砦の攻防 その四
「…すまない!行くぞ!」
「ちっ!雷矢!」
と舌打ちをしてみせつつ、私は砦から落ち延びた者達に向かって魔術を放つ。ただ、ギリギリで当たらないような軌道でだ。万が一にも直撃しないように気を付けねばならない。何故ならば『指揮官かそれに準ずる者に生きて帰ってもらうこと』が作戦のキモだからだ。
「させるか!」
「覚悟っ!」
そう言って殿として残った騎士は即座に行動した。片方が私が放った魔術の射線上に盾を構えて飛び出し、もう片方が剣を上段に振り上げて駆け出した。アイコンタクトもせずにこの連携…流石は職業軍人というべきか?
「だからこそ残念だよ、全く」
しかし当然だが、私は一人で待ち伏せしていたわけではない。最初に引っ掛けたのだって紫舟の糸であるし、眠らせたのはウールの鳴き声だ。なら残りの二人と二匹はどうしたのか?
「石柱!」
「横ががら空きだぜ!衝打!」
「ウォォォォーン!」
雷矢を盾で防いだ騎士の右からは巨大な石の柱が、左からは角の生えた狼に跨がる、肩に妖精を乗せた大きな猿が突撃した。前方から迫る魔術を防がねばならない以上、左右からの攻撃を盾で防ぐことは出来ない。

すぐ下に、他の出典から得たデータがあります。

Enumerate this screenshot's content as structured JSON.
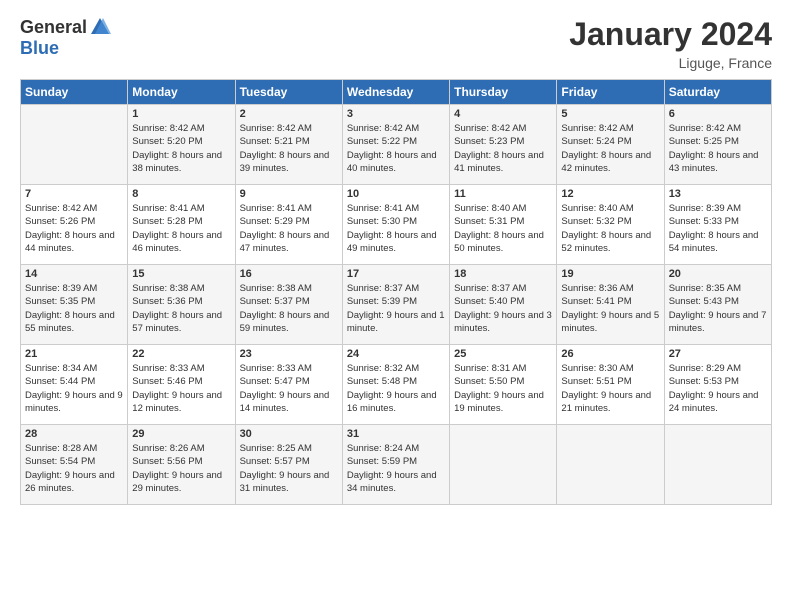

剣を持つ右からの石柱は剣の腹で受けて衝撃を減らし、テスの魔術は盾で防いだ。だが、左からのセイの棒による武技と彼の従魔であるフィルの角をもろに食らった。あらかじめ全員に【付与術】を掛けているし、セイの武技は頑丈な鎧の上からでも一定割合のダメージを貫通させる効果があるので、あの鎧の性能は不明であるがダメージを確実に与える事は出来たはずだ。
「がはぁっ!?」
「まだ居たのか!」
私が会話している間に、しいたけとセイの二人は連中の両サイドに潜伏していたのだ。アメコミとかで出てくるバカな悪役が如く策略の解説(一部を暈しているが)を親切にしてやったのは、時間稼ぎのためだったのさ。
もちろん、悪役のお約束であるネタばらしをしたかったという気持ちもあったがね!
「…他人の心配をする余裕があるのか?」
「なぁっ…!?」
私に向かって突撃していた騎士だが、とても運が悪かったらしい。後ろの仲間に気をとられた丁度そのタイミングで、私の仕掛けた【罠魔術】を踏んでしまったのだ。これは樹上から奇襲を掛ける前に仕込んだものである。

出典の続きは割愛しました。